A este propósito, el autor escribe: «las desigualdades actuales y las instituciones presentes no son las únicas posibles, pese a lo que puedan pensar los conservadores: ambas están también llamadas a transformarse y a reinventarse permanentemente”.

Una vez más, nada está jugado de antemano, nada es “un fundamento” inamovible. Esa roca indesplazable es la base sobre la que se apoya el rico para seguir siendo más rico y el pobre siempre pobre.

Es el nudo de todo el repertorio capitalista: si el rico es menos rico el pobre será más pobre.

Piketty presenta la desigualdad como un objeto de gran plasticidad que es perfectamente posible modelar, y así lo han hecho justamente las ideologías: “siguiendo los hilos de esta historia –escribe—se constata que siempre existieron y existirán alternativas».

«En todos los niveles de desarrollo, existen múltiples maneras de estructurar un sistema económico, social y político, de definir las relaciones de propiedad, organizar un régimen fiscal o educativo, tratar un problema de deuda pública o privada, de regular las relaciones entre las distintas comunidades humanas (…)»

«Existen varios caminos posibles capaces de organizar una sociedad y las relaciones de poder y de propiedad dentro de ella”.

Piketty proclama que “el progreso humano existe, pero es frágil porque, a todo momento, puede chocar contra las desviaciones de la desigualdad y de la identidad del mundo (…) El progreso humano existe, pero es un combate”.

Original, razonado y riguroso, con un enfoque radicalmente histórico que toma incluso en cuenta la literatura, Capital e Ideología, llega en el mejor momento, justo en ese punto donde sólo parecían haber diagnósticos y pocas conjeturas para diseñar otro mundo.

Nunca el liberalismo había inundado tanto el espíritu humano con su mensaje unidireccional. Como el macrismo en la Argentina, su recado es en todos lados el mismo: o se suicidan con nosotros, o morirán de hambre.

Piketty desarma con una precisión de relojero esa idea destilada en el 99% de los medios de comunicación del mundo. El autor llama a esa tendencia “la ideología propietarista”.
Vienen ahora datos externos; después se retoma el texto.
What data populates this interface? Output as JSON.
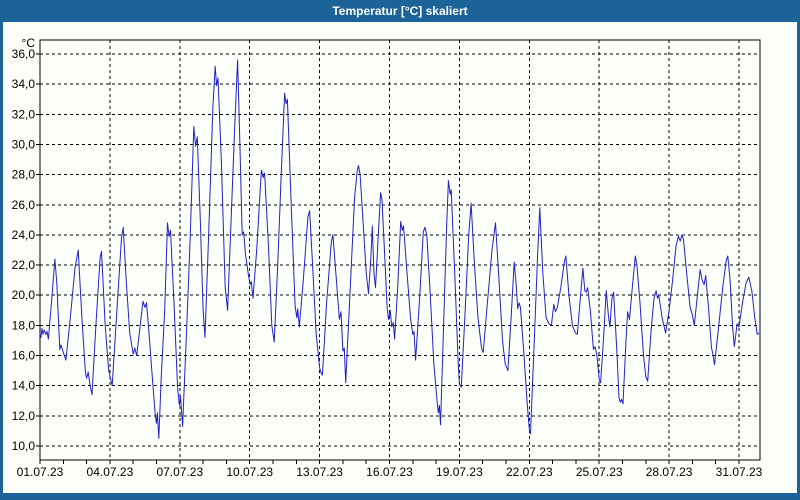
{
  "window": {
    "title": "Temperatur [°C] skaliert"
  },
  "colors": {
    "titlebar": "#1B6399",
    "window_border": "#1B6399",
    "background": "#FDFFFA",
    "plot_background": "#FDFFFA",
    "grid": "#000000",
    "frame": "#000000",
    "line": "#2121CC",
    "title_text": "#FFFFFF",
    "axis_text": "#000000"
  },
  "chart_data": {
    "type": "line",
    "title": "Temperatur [°C] skaliert",
    "ylabel": "°C",
    "xlabel": "",
    "ylim": [
      10,
      36
    ],
    "xlim": [
      1,
      31.9
    ],
    "grid": "dashed",
    "legend": "none",
    "y_ticks": [
      {
        "value": 36,
        "label": "36,0"
      },
      {
        "value": 34,
        "label": "34,0"
      },
      {
        "value": 32,
        "label": "32,0"
      },
      {
        "value": 30,
        "label": "30,0"
      },
      {
        "value": 28,
        "label": "28,0"
      },
      {
        "value": 26,
        "label": "26,0"
      },
      {
        "value": 24,
        "label": "24,0"
      },
      {
        "value": 22,
        "label": "22,0"
      },
      {
        "value": 20,
        "label": "20,0"
      },
      {
        "value": 18,
        "label": "18,0"
      },
      {
        "value": 16,
        "label": "16,0"
      },
      {
        "value": 14,
        "label": "14,0"
      },
      {
        "value": 12,
        "label": "12,0"
      },
      {
        "value": 10,
        "label": "10,0"
      }
    ],
    "x_ticks": [
      {
        "day": 1,
        "label": "01.07.23"
      },
      {
        "day": 4,
        "label": "04.07.23"
      },
      {
        "day": 7,
        "label": "07.07.23"
      },
      {
        "day": 10,
        "label": "10.07.23"
      },
      {
        "day": 13,
        "label": "13.07.23"
      },
      {
        "day": 16,
        "label": "16.07.23"
      },
      {
        "day": 19,
        "label": "19.07.23"
      },
      {
        "day": 22,
        "label": "22.07.23"
      },
      {
        "day": 25,
        "label": "25.07.23"
      },
      {
        "day": 28,
        "label": "28.07.23"
      },
      {
        "day": 31,
        "label": "31.07.23"
      }
    ],
    "x_minor_tick_days": [
      1,
      2,
      3,
      4,
      5,
      6,
      7,
      8,
      9,
      10,
      11,
      12,
      13,
      14,
      15,
      16,
      17,
      18,
      19,
      20,
      21,
      22,
      23,
      24,
      25,
      26,
      27,
      28,
      29,
      30,
      31
    ],
    "series": [
      {
        "name": "Temperatur [°C]",
        "color": "#2121CC",
        "points": [
          [
            1.0,
            17.5
          ],
          [
            1.04,
            17.2
          ],
          [
            1.08,
            17.8
          ],
          [
            1.13,
            17.4
          ],
          [
            1.18,
            17.7
          ],
          [
            1.25,
            17.4
          ],
          [
            1.3,
            17.6
          ],
          [
            1.36,
            17.1
          ],
          [
            1.5,
            19.6
          ],
          [
            1.64,
            22.4
          ],
          [
            1.72,
            20.8
          ],
          [
            1.85,
            16.4
          ],
          [
            1.9,
            16.7
          ],
          [
            2.0,
            16.2
          ],
          [
            2.11,
            15.7
          ],
          [
            2.3,
            18.5
          ],
          [
            2.5,
            21.8
          ],
          [
            2.64,
            23.0
          ],
          [
            2.8,
            18.5
          ],
          [
            2.95,
            14.9
          ],
          [
            3.0,
            14.5
          ],
          [
            3.07,
            14.9
          ],
          [
            3.15,
            14.0
          ],
          [
            3.23,
            13.4
          ],
          [
            3.4,
            18.0
          ],
          [
            3.58,
            22.5
          ],
          [
            3.64,
            22.9
          ],
          [
            3.8,
            18.0
          ],
          [
            3.95,
            15.0
          ],
          [
            4.1,
            14.0
          ],
          [
            4.3,
            19.0
          ],
          [
            4.5,
            23.8
          ],
          [
            4.57,
            24.5
          ],
          [
            4.7,
            21.0
          ],
          [
            4.85,
            17.5
          ],
          [
            5.0,
            16.1
          ],
          [
            5.07,
            16.5
          ],
          [
            5.15,
            16.0
          ],
          [
            5.3,
            18.0
          ],
          [
            5.42,
            19.6
          ],
          [
            5.5,
            19.2
          ],
          [
            5.57,
            19.5
          ],
          [
            5.68,
            17.5
          ],
          [
            5.8,
            15.0
          ],
          [
            5.95,
            12.0
          ],
          [
            6.0,
            11.5
          ],
          [
            6.04,
            12.2
          ],
          [
            6.1,
            10.5
          ],
          [
            6.2,
            14.5
          ],
          [
            6.35,
            19.0
          ],
          [
            6.47,
            24.8
          ],
          [
            6.54,
            23.9
          ],
          [
            6.6,
            24.3
          ],
          [
            6.75,
            19.5
          ],
          [
            6.9,
            14.0
          ],
          [
            6.98,
            12.7
          ],
          [
            7.03,
            13.3
          ],
          [
            7.12,
            11.3
          ],
          [
            7.3,
            18.0
          ],
          [
            7.45,
            24.0
          ],
          [
            7.6,
            31.2
          ],
          [
            7.68,
            29.9
          ],
          [
            7.75,
            30.5
          ],
          [
            7.88,
            25.0
          ],
          [
            8.0,
            19.0
          ],
          [
            8.08,
            17.2
          ],
          [
            8.25,
            24.5
          ],
          [
            8.42,
            32.5
          ],
          [
            8.52,
            35.2
          ],
          [
            8.58,
            33.9
          ],
          [
            8.64,
            34.4
          ],
          [
            8.78,
            29.0
          ],
          [
            8.95,
            20.5
          ],
          [
            9.05,
            19.0
          ],
          [
            9.2,
            25.0
          ],
          [
            9.35,
            31.0
          ],
          [
            9.48,
            35.6
          ],
          [
            9.58,
            30.0
          ],
          [
            9.68,
            24.0
          ],
          [
            9.74,
            24.2
          ],
          [
            9.82,
            22.7
          ],
          [
            9.95,
            21.3
          ],
          [
            10.02,
            20.7
          ],
          [
            10.07,
            20.9
          ],
          [
            10.14,
            19.8
          ],
          [
            10.3,
            23.0
          ],
          [
            10.5,
            28.3
          ],
          [
            10.58,
            27.8
          ],
          [
            10.64,
            28.1
          ],
          [
            10.8,
            23.5
          ],
          [
            10.95,
            18.0
          ],
          [
            11.05,
            16.9
          ],
          [
            11.2,
            22.0
          ],
          [
            11.35,
            28.0
          ],
          [
            11.5,
            33.4
          ],
          [
            11.56,
            32.7
          ],
          [
            11.62,
            33.0
          ],
          [
            11.78,
            26.0
          ],
          [
            11.95,
            19.3
          ],
          [
            12.02,
            18.5
          ],
          [
            12.06,
            19.1
          ],
          [
            12.13,
            17.9
          ],
          [
            12.3,
            21.0
          ],
          [
            12.5,
            25.2
          ],
          [
            12.57,
            25.6
          ],
          [
            12.7,
            22.0
          ],
          [
            12.85,
            17.5
          ],
          [
            13.0,
            15.2
          ],
          [
            13.05,
            14.9
          ],
          [
            13.12,
            14.7
          ],
          [
            13.3,
            19.5
          ],
          [
            13.5,
            23.5
          ],
          [
            13.57,
            24.0
          ],
          [
            13.72,
            21.0
          ],
          [
            13.85,
            18.4
          ],
          [
            13.92,
            18.9
          ],
          [
            14.0,
            16.3
          ],
          [
            14.06,
            16.5
          ],
          [
            14.12,
            14.2
          ],
          [
            14.3,
            20.0
          ],
          [
            14.5,
            26.5
          ],
          [
            14.62,
            28.3
          ],
          [
            14.67,
            28.6
          ],
          [
            14.74,
            28.0
          ],
          [
            14.88,
            24.5
          ],
          [
            15.0,
            21.5
          ],
          [
            15.1,
            20.1
          ],
          [
            15.2,
            22.5
          ],
          [
            15.26,
            24.6
          ],
          [
            15.33,
            21.5
          ],
          [
            15.4,
            20.5
          ],
          [
            15.52,
            24.0
          ],
          [
            15.62,
            26.8
          ],
          [
            15.68,
            26.3
          ],
          [
            15.8,
            22.5
          ],
          [
            15.9,
            19.1
          ],
          [
            15.96,
            18.4
          ],
          [
            16.03,
            19.0
          ],
          [
            16.1,
            17.9
          ],
          [
            16.16,
            18.2
          ],
          [
            16.22,
            17.1
          ],
          [
            16.35,
            20.5
          ],
          [
            16.48,
            24.9
          ],
          [
            16.55,
            24.3
          ],
          [
            16.6,
            24.6
          ],
          [
            16.75,
            21.5
          ],
          [
            16.9,
            18.5
          ],
          [
            17.0,
            17.4
          ],
          [
            17.05,
            17.6
          ],
          [
            17.12,
            15.7
          ],
          [
            17.3,
            20.0
          ],
          [
            17.45,
            24.2
          ],
          [
            17.52,
            24.5
          ],
          [
            17.6,
            24.0
          ],
          [
            17.75,
            20.0
          ],
          [
            17.9,
            15.5
          ],
          [
            18.05,
            12.8
          ],
          [
            18.1,
            12.2
          ],
          [
            18.14,
            12.7
          ],
          [
            18.19,
            11.4
          ],
          [
            18.32,
            18.0
          ],
          [
            18.45,
            24.5
          ],
          [
            18.53,
            27.6
          ],
          [
            18.6,
            26.7
          ],
          [
            18.65,
            27.0
          ],
          [
            18.8,
            21.5
          ],
          [
            18.95,
            15.5
          ],
          [
            19.0,
            14.1
          ],
          [
            19.08,
            13.9
          ],
          [
            19.25,
            19.0
          ],
          [
            19.4,
            24.0
          ],
          [
            19.5,
            26.1
          ],
          [
            19.65,
            22.0
          ],
          [
            19.8,
            18.5
          ],
          [
            19.95,
            16.5
          ],
          [
            20.02,
            16.2
          ],
          [
            20.2,
            19.5
          ],
          [
            20.4,
            23.0
          ],
          [
            20.55,
            24.8
          ],
          [
            20.7,
            21.0
          ],
          [
            20.85,
            17.0
          ],
          [
            20.97,
            15.4
          ],
          [
            21.03,
            15.2
          ],
          [
            21.08,
            15.0
          ],
          [
            21.22,
            18.5
          ],
          [
            21.35,
            22.2
          ],
          [
            21.44,
            20.6
          ],
          [
            21.5,
            19.1
          ],
          [
            21.56,
            19.5
          ],
          [
            21.62,
            19.2
          ],
          [
            21.75,
            16.5
          ],
          [
            21.9,
            13.0
          ],
          [
            22.0,
            11.1
          ],
          [
            22.05,
            10.8
          ],
          [
            22.2,
            16.5
          ],
          [
            22.35,
            22.5
          ],
          [
            22.45,
            25.8
          ],
          [
            22.58,
            21.5
          ],
          [
            22.72,
            18.5
          ],
          [
            22.85,
            18.1
          ],
          [
            22.95,
            18.0
          ],
          [
            23.05,
            19.4
          ],
          [
            23.12,
            18.9
          ],
          [
            23.2,
            19.2
          ],
          [
            23.35,
            20.5
          ],
          [
            23.5,
            22.2
          ],
          [
            23.57,
            22.6
          ],
          [
            23.7,
            20.0
          ],
          [
            23.85,
            18.0
          ],
          [
            23.98,
            17.5
          ],
          [
            24.06,
            17.4
          ],
          [
            24.2,
            20.0
          ],
          [
            24.3,
            21.8
          ],
          [
            24.38,
            20.3
          ],
          [
            24.44,
            20.2
          ],
          [
            24.5,
            20.5
          ],
          [
            24.62,
            19.0
          ],
          [
            24.75,
            16.4
          ],
          [
            24.82,
            16.6
          ],
          [
            24.9,
            16.0
          ],
          [
            25.0,
            14.4
          ],
          [
            25.06,
            14.2
          ],
          [
            25.2,
            17.5
          ],
          [
            25.3,
            20.3
          ],
          [
            25.4,
            18.6
          ],
          [
            25.46,
            17.9
          ],
          [
            25.55,
            19.8
          ],
          [
            25.62,
            20.2
          ],
          [
            25.75,
            16.5
          ],
          [
            25.85,
            13.2
          ],
          [
            25.9,
            12.9
          ],
          [
            25.96,
            13.1
          ],
          [
            26.02,
            12.8
          ],
          [
            26.15,
            17.0
          ],
          [
            26.22,
            18.9
          ],
          [
            26.3,
            18.4
          ],
          [
            26.42,
            20.5
          ],
          [
            26.55,
            22.6
          ],
          [
            26.62,
            22.0
          ],
          [
            26.75,
            19.5
          ],
          [
            26.9,
            16.0
          ],
          [
            27.0,
            14.6
          ],
          [
            27.08,
            14.3
          ],
          [
            27.22,
            17.5
          ],
          [
            27.35,
            19.8
          ],
          [
            27.44,
            20.3
          ],
          [
            27.5,
            19.8
          ],
          [
            27.56,
            20.0
          ],
          [
            27.7,
            18.5
          ],
          [
            27.85,
            17.5
          ],
          [
            28.0,
            19.0
          ],
          [
            28.15,
            21.0
          ],
          [
            28.3,
            23.3
          ],
          [
            28.4,
            23.9
          ],
          [
            28.48,
            23.6
          ],
          [
            28.55,
            24.0
          ],
          [
            28.62,
            23.7
          ],
          [
            28.75,
            21.5
          ],
          [
            28.9,
            19.2
          ],
          [
            29.0,
            18.7
          ],
          [
            29.08,
            18.0
          ],
          [
            29.2,
            19.8
          ],
          [
            29.33,
            21.7
          ],
          [
            29.42,
            21.0
          ],
          [
            29.5,
            20.7
          ],
          [
            29.57,
            21.3
          ],
          [
            29.7,
            19.0
          ],
          [
            29.82,
            16.5
          ],
          [
            29.88,
            16.1
          ],
          [
            29.95,
            15.4
          ],
          [
            30.1,
            17.5
          ],
          [
            30.3,
            20.5
          ],
          [
            30.45,
            22.3
          ],
          [
            30.52,
            22.6
          ],
          [
            30.62,
            21.0
          ],
          [
            30.72,
            18.0
          ],
          [
            30.8,
            16.6
          ],
          [
            30.92,
            18.1
          ],
          [
            31.0,
            17.9
          ],
          [
            31.15,
            19.5
          ],
          [
            31.3,
            20.8
          ],
          [
            31.42,
            21.2
          ],
          [
            31.55,
            20.3
          ],
          [
            31.68,
            18.5
          ],
          [
            31.78,
            17.4
          ],
          [
            31.86,
            17.5
          ]
        ]
      }
    ]
  }
}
Su credo globalizado consiste en repetir que cualquier iniciativa de justicia social equivale a ir “derecho hacia la inestabilidad política y el caos permanente, lo que terminará por darse vuelta contra los más modestos.

La respuesta propietarista intransigente consiste en que no hay que correr ese riesgo, y que esa caja de Pandora de la redistribución de la propiedad nunca se debe abrir”.

Al contrario, argumenta Piketty, no sólo hay que abrirla, sino que la historia nos prueba que ha sido abierta en muchos momentos y que, gracias a esos momentos, se construyó el progreso humano.

El ensayo se propone precisamente esa meta: “convencer al lector de que podemos apoyarnos en las lecciones de la historia para definir una norma de justicia y de igualdad exigentes en materia de regulación y reparto de la propiedad más allá de la simple sacralización del pasado”.

Como en, El Capital en el Siglo XXI, Piketty no formula rupturas revolucionarias, sino que plantea una forma radical de reorganización.

No es un libro para reforzar convicciones, ni un enésimo e indigesto adoquín pseudo progresista rebosante de diagnósticos acertados y vacío de alientos futuros.

Capital e Ideología, es un libro para respirar, como una ventana abierta hacia un mundo donde, de pronto, no hay un sólo modelo posible, sino un infinito de posibilidades.